Auch wenn sich die Touristenzahlen verdoppeln sollten, bringt das weniger als uns der durchschnittliche jährliche Eigenanteil kostet.
- Ein traumhaft schönes Projekt!
- Wir können es uns nicht leisten!
- Wir können die Finanzierung nicht verantworten.
- MFN, Grüne und FDP haben dem Fördermittelantrag nicht zugestimmt.
Steuersätze:
Die Steuersätze steigen im Vergleich zu 2021:
- Gewerbesteuer: ab 2022 um 9 %
- Grundsteuer A (Landwirtschaft): ab 2022 um 20%
- Grundsteuer B (Gebäude): ab 2022 um 5 %, ab 2023 um 8 %, 2025 um 12 %
Bei Grundsteuer B ist der Hebesatz-Ertrag je Hebesatzpunkt über die Jahre fast gleichbleibend eingeplant. Er könnte wegen der Bautätigkeit deutlich erhöht und die Steigerung des Steuersatzes verringert werden. - Grundsteuer C (ab 2025 für baureife unbebaute Grundstücke zulässig) war im Entwurf noch überhaupt nicht eingeplant. Das wird korrigiert.
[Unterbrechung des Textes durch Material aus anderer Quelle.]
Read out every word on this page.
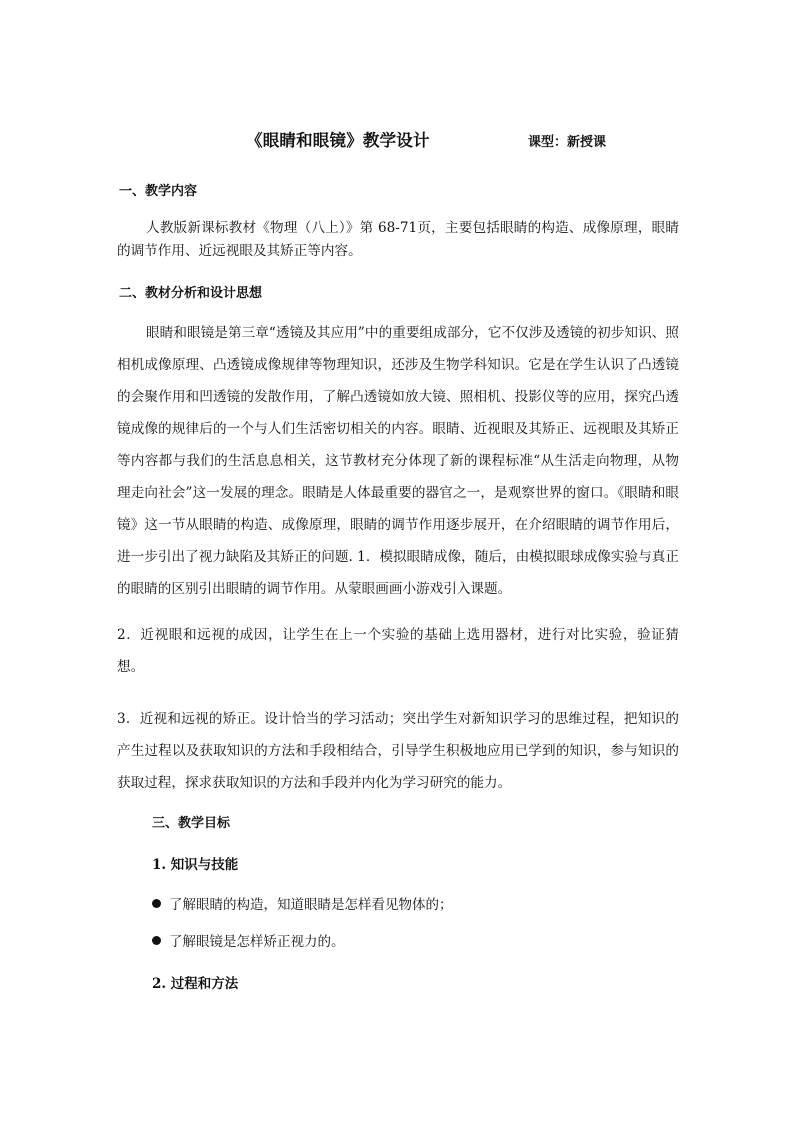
《眼睛和眼镜》教学设计	课型：新授课
一、教学内容

人教版新课标教材《物理（八上）》第 68-71页，主要包括眼睛的构造、成像原理，眼睛的调节作用、近远视眼及其矫正等内容。

二、教材分析和设计思想

眼睛和眼镜是第三章“透镜及其应用”中的重要组成部分，它不仅涉及透镜的初步知识、照相机成像原理、凸透镜成像规律等物理知识，还涉及生物学科知识。它是在学生认识了凸透镜的会聚作用和凹透镜的发散作用，了解凸透镜如放大镜、照相机、投影仪等的应用，探究凸透镜成像的规律后的一个与人们生活密切相关的内容。眼睛、近视眼及其矫正、远视眼及其矫正等内容都与我们的生活息息相关，这节教材充分体现了新的课程标准“从生活走向物理，从物理走向社会”这一发展的理念。眼睛是人体最重要的器官之一，是观察世界的窗口。《眼睛和眼镜》这一节从眼睛的构造、成像原理，眼睛的调节作用逐步展开，在介绍眼睛的调节作用后，进一步引出了视力缺陷及其矫正的问题. 1．模拟眼睛成像，随后，由模拟眼球成像实验与真正的眼睛的区别引出眼睛的调节作用。从蒙眼画画小游戏引入课题。

2．近视眼和远视的成因，让学生在上一个实验的基础上选用器材，进行对比实验，验证猜想。

3．近视和远视的矫正。设计恰当的学习活动；突出学生对新知识学习的思维过程，把知识的产生过程以及获取知识的方法和手段相结合，引导学生积极地应用已学到的知识，参与知识的获取过程，探求获取知识的方法和手段并内化为学习研究的能力。

三、教学目标
1. 知识与技能
了解眼睛的构造，知道眼睛是怎样看见物体的；
了解眼镜是怎样矫正视力的。
2. 过程和方法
Dass wir einem Plan mit Steuererhöhungen nicht zustimmen, wird keiner erwarten. Den Bürgermeister kann das kalt lassen: Mit der Mehrheit von CDU und SPD geht der Plan garantiert durch.
Das war unsere Meinung nachdem wir den Haushaltsentwurf gelesen hatten. Heute habe wir erfahren, dass sich die Summe aus Kreis- und Jugendamtsumlage z. B. in 2022 nicht von 8.945.636 auf 9.324.580 sondern auf 9.661.580 erhöht. 337.000 € mehr wegen „einem technisch-menschlichen“ Fehler.
Wir werden unsere Meinung neu bilden müssen.